If a prostatic recurrence occurs after RADIATION (all types including external beam options,brachytherapy or combinations thereof,proton beam) a definitive treatment with HIFU or cryo may be offered by those few urologists who possess expertise with these techniques. Surgical removal is attempted by some after finding a recurrence after radiation but this option has even more complications and negative impact on QOL than when surgery is attempted primarily for prostate cancer.
If one has a documented localized prostatic cancer recurrence after CRYO,the patient may choose as a definitive treatment an additional outpatient cryo or a HIFU procedure or radiation treatments or even surgical extirpation with all of it’s associated complications and negative QOL issues.
If you have a recurrence after HIFU,the HIFU may be repeated as an outpatient treatment or you may choose cryo,radiation or as a last resort,surgery with it’s attendant complications.

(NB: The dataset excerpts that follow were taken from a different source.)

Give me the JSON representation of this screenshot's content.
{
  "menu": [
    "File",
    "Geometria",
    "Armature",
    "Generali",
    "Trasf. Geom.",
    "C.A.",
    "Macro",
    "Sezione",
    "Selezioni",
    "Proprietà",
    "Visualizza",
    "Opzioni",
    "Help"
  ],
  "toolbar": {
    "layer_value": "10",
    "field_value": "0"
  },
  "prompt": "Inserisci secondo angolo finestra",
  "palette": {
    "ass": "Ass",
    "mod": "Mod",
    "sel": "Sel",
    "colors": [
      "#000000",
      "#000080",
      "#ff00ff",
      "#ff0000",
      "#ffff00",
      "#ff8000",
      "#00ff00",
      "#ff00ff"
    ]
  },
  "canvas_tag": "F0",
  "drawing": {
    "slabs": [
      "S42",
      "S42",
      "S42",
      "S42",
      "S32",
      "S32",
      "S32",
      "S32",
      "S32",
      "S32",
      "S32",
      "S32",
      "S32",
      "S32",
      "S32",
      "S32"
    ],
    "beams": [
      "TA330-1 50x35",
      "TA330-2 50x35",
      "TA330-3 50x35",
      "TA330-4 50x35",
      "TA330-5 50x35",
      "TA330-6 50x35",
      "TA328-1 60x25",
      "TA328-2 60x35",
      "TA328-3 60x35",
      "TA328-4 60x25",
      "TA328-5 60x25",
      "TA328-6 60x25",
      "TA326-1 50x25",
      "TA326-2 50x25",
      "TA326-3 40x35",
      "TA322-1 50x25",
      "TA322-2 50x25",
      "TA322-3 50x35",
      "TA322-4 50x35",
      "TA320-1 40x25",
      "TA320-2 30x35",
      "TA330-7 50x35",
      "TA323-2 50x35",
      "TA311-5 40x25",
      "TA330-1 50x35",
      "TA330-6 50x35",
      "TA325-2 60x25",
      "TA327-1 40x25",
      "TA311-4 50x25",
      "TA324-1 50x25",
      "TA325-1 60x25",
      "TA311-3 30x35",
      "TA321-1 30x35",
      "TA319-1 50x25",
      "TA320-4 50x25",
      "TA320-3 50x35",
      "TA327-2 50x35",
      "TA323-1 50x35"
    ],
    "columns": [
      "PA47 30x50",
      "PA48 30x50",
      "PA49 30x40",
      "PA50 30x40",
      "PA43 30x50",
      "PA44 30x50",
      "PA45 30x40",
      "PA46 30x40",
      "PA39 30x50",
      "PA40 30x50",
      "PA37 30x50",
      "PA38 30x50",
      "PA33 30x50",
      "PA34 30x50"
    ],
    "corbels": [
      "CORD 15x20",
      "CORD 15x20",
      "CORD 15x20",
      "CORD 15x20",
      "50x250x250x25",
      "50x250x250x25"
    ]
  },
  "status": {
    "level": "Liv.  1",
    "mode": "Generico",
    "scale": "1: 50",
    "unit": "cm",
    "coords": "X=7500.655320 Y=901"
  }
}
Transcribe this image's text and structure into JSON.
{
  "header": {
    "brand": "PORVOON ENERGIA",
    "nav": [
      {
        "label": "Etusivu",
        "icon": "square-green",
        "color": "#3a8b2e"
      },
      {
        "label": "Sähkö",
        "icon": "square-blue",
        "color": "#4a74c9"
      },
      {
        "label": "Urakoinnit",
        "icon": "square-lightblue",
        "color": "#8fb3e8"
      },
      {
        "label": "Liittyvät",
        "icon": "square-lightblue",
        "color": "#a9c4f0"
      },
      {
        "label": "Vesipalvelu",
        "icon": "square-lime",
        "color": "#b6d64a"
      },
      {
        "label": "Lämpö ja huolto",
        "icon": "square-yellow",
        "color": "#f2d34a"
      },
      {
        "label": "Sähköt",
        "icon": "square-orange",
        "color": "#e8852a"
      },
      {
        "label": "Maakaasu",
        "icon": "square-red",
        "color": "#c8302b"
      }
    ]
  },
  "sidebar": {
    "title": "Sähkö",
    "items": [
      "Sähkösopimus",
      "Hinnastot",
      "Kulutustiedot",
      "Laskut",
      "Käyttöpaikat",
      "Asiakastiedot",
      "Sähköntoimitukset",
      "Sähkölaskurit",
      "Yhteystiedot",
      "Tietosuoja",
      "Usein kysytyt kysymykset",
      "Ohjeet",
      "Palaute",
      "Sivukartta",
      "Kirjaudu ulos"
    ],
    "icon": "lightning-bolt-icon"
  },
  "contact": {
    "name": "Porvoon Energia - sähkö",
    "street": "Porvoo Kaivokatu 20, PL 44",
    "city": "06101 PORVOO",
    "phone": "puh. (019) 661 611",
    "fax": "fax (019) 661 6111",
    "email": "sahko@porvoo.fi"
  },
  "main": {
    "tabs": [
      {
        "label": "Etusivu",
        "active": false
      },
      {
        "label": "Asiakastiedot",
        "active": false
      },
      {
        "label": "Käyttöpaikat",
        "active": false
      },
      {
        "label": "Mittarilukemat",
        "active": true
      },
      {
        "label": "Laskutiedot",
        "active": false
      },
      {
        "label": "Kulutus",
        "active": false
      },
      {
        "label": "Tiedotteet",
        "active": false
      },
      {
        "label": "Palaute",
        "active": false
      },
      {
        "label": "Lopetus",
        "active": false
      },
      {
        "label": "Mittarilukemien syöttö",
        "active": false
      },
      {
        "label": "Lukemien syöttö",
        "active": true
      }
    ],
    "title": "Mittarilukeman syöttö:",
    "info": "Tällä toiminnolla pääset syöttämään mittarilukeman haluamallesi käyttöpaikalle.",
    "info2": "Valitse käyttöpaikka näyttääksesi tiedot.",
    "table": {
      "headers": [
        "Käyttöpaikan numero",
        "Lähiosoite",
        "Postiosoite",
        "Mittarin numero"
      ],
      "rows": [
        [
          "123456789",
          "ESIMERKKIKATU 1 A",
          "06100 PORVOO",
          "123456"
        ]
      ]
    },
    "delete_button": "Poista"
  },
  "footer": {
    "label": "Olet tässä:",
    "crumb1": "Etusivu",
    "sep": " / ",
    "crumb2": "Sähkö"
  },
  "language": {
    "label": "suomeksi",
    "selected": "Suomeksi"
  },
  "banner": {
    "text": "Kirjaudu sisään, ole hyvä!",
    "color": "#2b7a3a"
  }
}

For localized prostate cancer and the definitive treatment options of surgery or radiation,each of these can be offered only but once. Only HIFU and cryo can be offered repeatedly and are non radiation but of these two outpatient definitive treatment options for localized prostate cancer,HIFU is the most precise and with the lowest incidence of complications as well as superior QOL.
All men who undergo a secondary definitive treatment option for their recurrent localized prostate cancer must continue regular follow up and with monitoring of their PSA’s in the same fashion as when they were followed up after their first definitive treatment.